If you’re willing to put up with Pete Dye-level beatings (guilty) or have a nice handicap (not guilty), you will struggle to find a public option more appealing within Ohio. Pete (joined by his brother Roy for this project) had finished his more-acclaimed Ohio project, The Golf Club, several years earlier, and it’s evident in visual touches, such as “grass bunkers,” maintained via vertical railroad ties rather than steep sod faces.

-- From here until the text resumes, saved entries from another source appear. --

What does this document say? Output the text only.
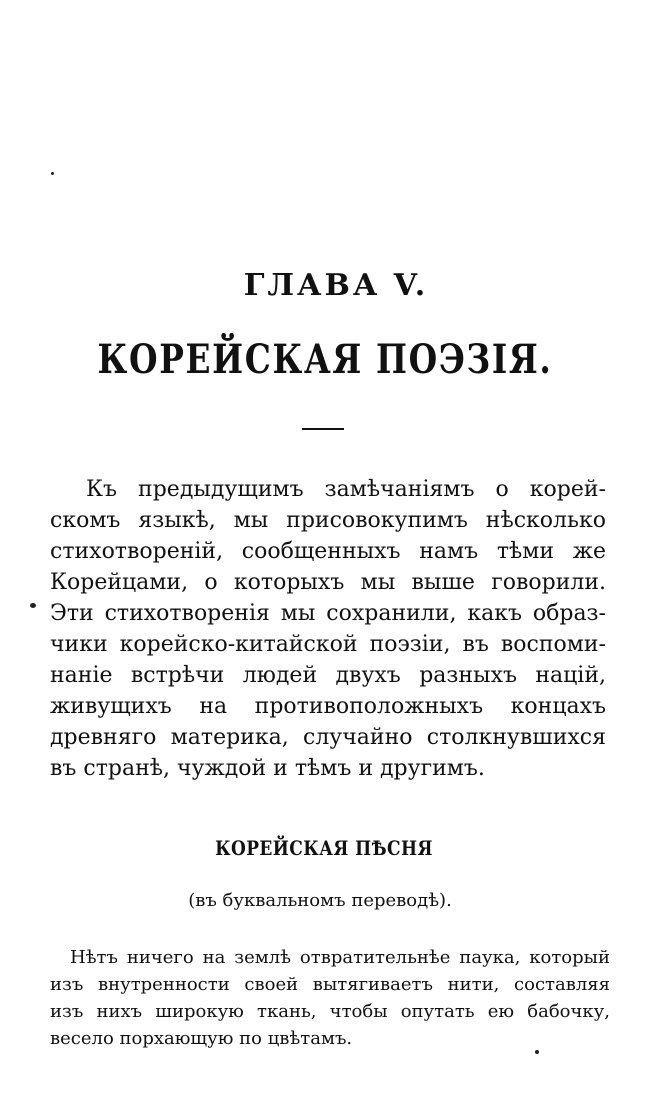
ГЛАВА V.
КОРЕЙСКАЯ ПОЭЗІЯ.
Къ предыдущимъ замѣчаніямъ о корей-
скомъ языкѣ, мы присовокупимъ нѣсколько
стихотвореній, сообщенныхъ намъ тѣми же
Корейцами, о которыхъ мы выше говорили.
Эти стихотворенія мы сохранили, какъ образ-
чики корейско-китайской поэзіи, въ воспоми-
наніе встрѣчи людей двухъ разныхъ націй,
живущихъ на противоположныхъ концахъ
древняго материка, случайно столкнувшихся
въ странѣ, чуждой и тѣмъ и другимъ.
КОРЕЙСКАЯ ПѢСНЯ
(въ буквальномъ переводѣ).
Нѣтъ ничего на землѣ отвратительнѣе паука, который
изъ внутренности своей вытягиваетъ нити, составляя
изъ нихъ широкую ткань, чтобы опутать ею бабочку,
весело порхающую по цвѣтамъ.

As usual with Dye, there are plenty of opportunities to be stupid (and/or have fun). The fourth hole makes a shepherd’s crook cape around the Front 9’s title “Lake,” inviting you to bite for the tip of the hook, you brave fish you. The same concept is exercised even more drastically at No. 8, a Par 5 that plays nearly 580 if you do the smart thing and follow the double-dogleg around patches of trees. Or, with a long drive, you can cut maybe 150 yards off by attempting to navigate an 150-or-so-yard corridor of bunkers. The aforementioned river splits both the ninth and twelfth fairways vertically, to dramatic effect. To rehash a popular complaint of the golf architecture Illuminati, some tree trimming would benefit the options off of many teeboxes, at a course already dealing with tight fairways.
For as much as we celebrate the wonkiness of Pete Dye, it’s worth noting that the more plain entries at Fowler’s maintain consistency not found elsewhere among Ohio publics. Some have stronger headlining holes, but none offer a stronger median.
Good review. The par 5 8th is one of the most brilliant parkland par 5s I've ever played. The par 5 5th is also good, with the strategically placed tees that get into the heads of both faders and drawers. The par 5 14th fairway snakes and a good tee shot can result in a heroic attempt to clear the trees with a wood to hit the green. The par 5 18th is not as strategic, but shows signs of Dye bunkering that will come in the future with more earth moving. It's hard to find a better group of par 5s on any parkland course. What they lack in conditioning and length, they make up for in creativity.
Arguably the best public course in Ohio, this is a Pete Dye gem from his early years with very little earth moving involved. The great property and little earth moving resulted in a variety of original holes that are a lot of fun to play.